The strength of the study was based on a weighted nationally representative large dataset and was based on the advanced model to take into account the hierarchical structure of the data. Besides, we have done the spatial analysis and identified significant hotspot areas where comprehensive knowledge of HIV/AIDS is poor. Limitations, as the study was a cross-sectional survey, a temporal relationship cannot be inferred. Furthermore, the SaTScan analysis unable to detect irregularly shaped spatial clusters.

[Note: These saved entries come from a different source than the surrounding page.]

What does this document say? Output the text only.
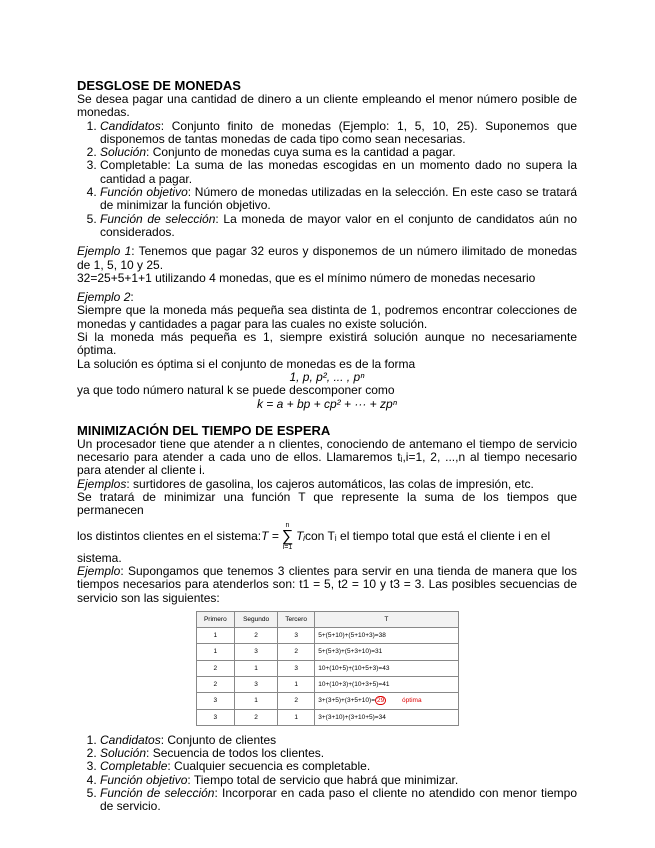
DESGLOSE DE MONEDAS

Se desea pagar una cantidad de dinero a un cliente empleando el menor número posible de monedas.

1. Candidatos: Conjunto finito de monedas (Ejemplo: 1, 5, 10, 25). Suponemos que disponemos de tantas monedas de cada tipo como sean necesarias.
2. Solución: Conjunto de monedas cuya suma es la cantidad a pagar.
3. Completable: La suma de las monedas escogidas en un momento dado no supera la cantidad a pagar.
4. Función objetivo: Número de monedas utilizadas en la selección. En este caso se tratará de minimizar la función objetivo.
5. Función de selección: La moneda de mayor valor en el conjunto de candidatos aún no considerados.

Ejemplo 1: Tenemos que pagar 32 euros y disponemos de un número ilimitado de monedas de 1, 5, 10 y 25.

32=25+5+1+1 utilizando 4 monedas, que es el mínimo número de monedas necesario

Ejemplo 2:

Siempre que la moneda más pequeña sea distinta de 1, podremos encontrar colecciones de monedas y cantidades a pagar para las cuales no existe solución.

Si la moneda más pequeña es 1, siempre existirá solución aunque no necesariamente óptima.

La solución es óptima si el conjunto de monedas es de la forma

1, p, p², ... , pⁿ

ya que todo número natural k se puede descomponer como

k = a + bp + cp² + ··· + zpⁿ

MINIMIZACIÓN DEL TIEMPO DE ESPERA

Un procesador tiene que atender a n clientes, conociendo de antemano el tiempo de servicio necesario para atender a cada uno de ellos. Llamaremos tᵢ,i=1, 2, ...,n al tiempo necesario para atender al cliente i.

Ejemplos: surtidores de gasolina, los cajeros automáticos, las colas de impresión, etc.

Se tratará de minimizar una función T que represente la suma de los tiempos que permanecen

los distintos clientes en el sistema: T =
n
∑
i=1
Tᵢ con Tᵢ el tiempo total que está el cliente i en el

sistema.

Ejemplo: Supongamos que tenemos 3 clientes para servir en una tienda de manera que los tiempos necesarios para atenderlos son: t1 = 5, t2 = 10 y t3 = 3. Las posibles secuencias de servicio son las siguientes:

Primero	Segundo	Tercero	T
1	2	3	5+(5+10)+(5+10+3)=38
1	3	2	5+(5+3)+(5+3+10)=31
2	1	3	10+(10+5)+(10+5+3)=43
2	3	1	10+(10+3)+(10+3+5)=41
3	1	2	3+(3+5)+(3+5+10)= 29 óptima
3	2	1	3+(3+10)+(3+10+5)=34
1. Candidatos: Conjunto de clientes
2. Solución: Secuencia de todos los clientes.
3. Completable: Cualquier secuencia es completable.
4. Función objetivo: Tiempo total de servicio que habrá que minimizar.
5. Función de selección: Incorporar en cada paso el cliente no atendido con menor tiempo de servicio.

The findings of this study would contribute significantly to design effective public health interventions in increasing comprehensive knowledge of HIV/AIDS through the use of mass media in the identified significant hotspot areas of poor comprehensive knowledge of HIV/AIDS to reduce the incidence of HIV/AIDS at the national level. Furthermore, the spatial analysis result plays a significant role in making priorities to implement public health programs.

Conclusions

The spatial analysis showed that the spatial distributions of comprehensive knowledge HIV/AIDS were significantly varied across the country. North East Somali, South West Afar, South West Benishangul Gumuz, and North West Gambela region were identified as significant hotspot areas where poor comprehensive knowledge of reproductive age women towards HIV/AIDS was highly clustered. This study found that media exposure was a significant predictor’s comprehensive knowledge of reproductive age women towards HIV/AIDS. Additionally, maternal education, age, religion, residence, media exposure, health insurance, working status, and wealth status were significantly associated with comprehensive knowledge of HIV/AIDS. Therefore, public health interventions targeting rural residents, non-educated women, poorest, and marginalized populations to improve awareness about HIV/AIDS are needed to improve their knowledge towards HIV/AIDS as well as to reduce the incidence of HIV/AIDS.